Lastly, Hobbs, Owens, and Gerber’s study changed my perception of online dating apps. I used to think that online dating apps are mostly for hook-up culture and that romance in this period of time is dead. However, their study proved that most of these individuals in these apps are looking for romantic relationships. Online dating apps offer a wider range of romantic possibilities. It offers a network of intimacy. Unfortunately, these networks of intimacy seem to favor those who fit the conventional standards of beauty in western societies. But one question that was left unanswered for me is why single individuals on these online dating apps stay single for a period of time? Is it because they are aware that they have plenty of romantic possibilities so they don’t give into a relationship easily? Or are there more factors playing into that?
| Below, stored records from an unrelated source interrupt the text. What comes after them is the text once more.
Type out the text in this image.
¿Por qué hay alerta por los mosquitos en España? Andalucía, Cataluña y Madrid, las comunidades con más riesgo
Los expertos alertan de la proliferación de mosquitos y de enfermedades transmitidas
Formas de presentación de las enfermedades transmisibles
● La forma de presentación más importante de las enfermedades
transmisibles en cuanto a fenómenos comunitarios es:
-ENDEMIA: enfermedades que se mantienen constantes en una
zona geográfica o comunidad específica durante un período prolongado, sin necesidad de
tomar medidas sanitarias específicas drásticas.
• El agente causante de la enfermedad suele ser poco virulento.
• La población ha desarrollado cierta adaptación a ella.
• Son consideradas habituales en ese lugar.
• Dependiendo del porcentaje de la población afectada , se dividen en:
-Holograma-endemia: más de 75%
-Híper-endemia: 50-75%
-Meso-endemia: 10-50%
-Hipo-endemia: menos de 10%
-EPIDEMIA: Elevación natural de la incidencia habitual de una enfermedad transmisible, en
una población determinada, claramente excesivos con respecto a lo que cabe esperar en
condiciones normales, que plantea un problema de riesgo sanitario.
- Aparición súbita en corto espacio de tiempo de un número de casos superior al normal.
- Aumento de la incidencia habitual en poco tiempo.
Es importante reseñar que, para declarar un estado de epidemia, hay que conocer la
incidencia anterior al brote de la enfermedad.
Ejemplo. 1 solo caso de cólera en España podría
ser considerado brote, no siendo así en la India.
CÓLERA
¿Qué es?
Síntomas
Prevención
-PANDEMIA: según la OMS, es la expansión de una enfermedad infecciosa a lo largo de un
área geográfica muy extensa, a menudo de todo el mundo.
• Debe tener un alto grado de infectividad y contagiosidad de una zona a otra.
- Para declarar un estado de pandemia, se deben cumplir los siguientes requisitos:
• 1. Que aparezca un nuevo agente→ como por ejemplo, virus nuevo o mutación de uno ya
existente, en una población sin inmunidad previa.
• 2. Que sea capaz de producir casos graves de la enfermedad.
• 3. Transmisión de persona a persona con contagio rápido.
I hope someone can answer this for me!
Fatima Jamal’s documentary portrays that there are people in our society who feel discomfort when seeing a “Black, fat, femme, trans” individual being confident and empowered. It tells us that society does not see these type of individuals as desirable since not only the gay community but also society as a whole is tainted by white supremacy and the idealization of bodies and behaviors. Lastly, Jamal is encouraging all these oppressed minorities to find desirability within themselves and to not seek approval from society. It is telling them to reclaim their bodies and have agency towards their image.
Caleb Luna demonstrates a connection between power and desirability. It shows that power can be constructed through our desires and beliefs of beauty and attraction, which are heavily influenced by society. Society tells us to only recognize bodies who are desirable and attractive. It tells us that those bodies are the only ones that matter. By doing so, we are secluding and dehumanizing people who are not part of the conventional standards of beauty that society imposes us, such as white, cis, straight, svelte, etc. Luna tells us to be aware of the powers that are influencing our desire as well as of how desire can be a form of power to oppress or encourage people.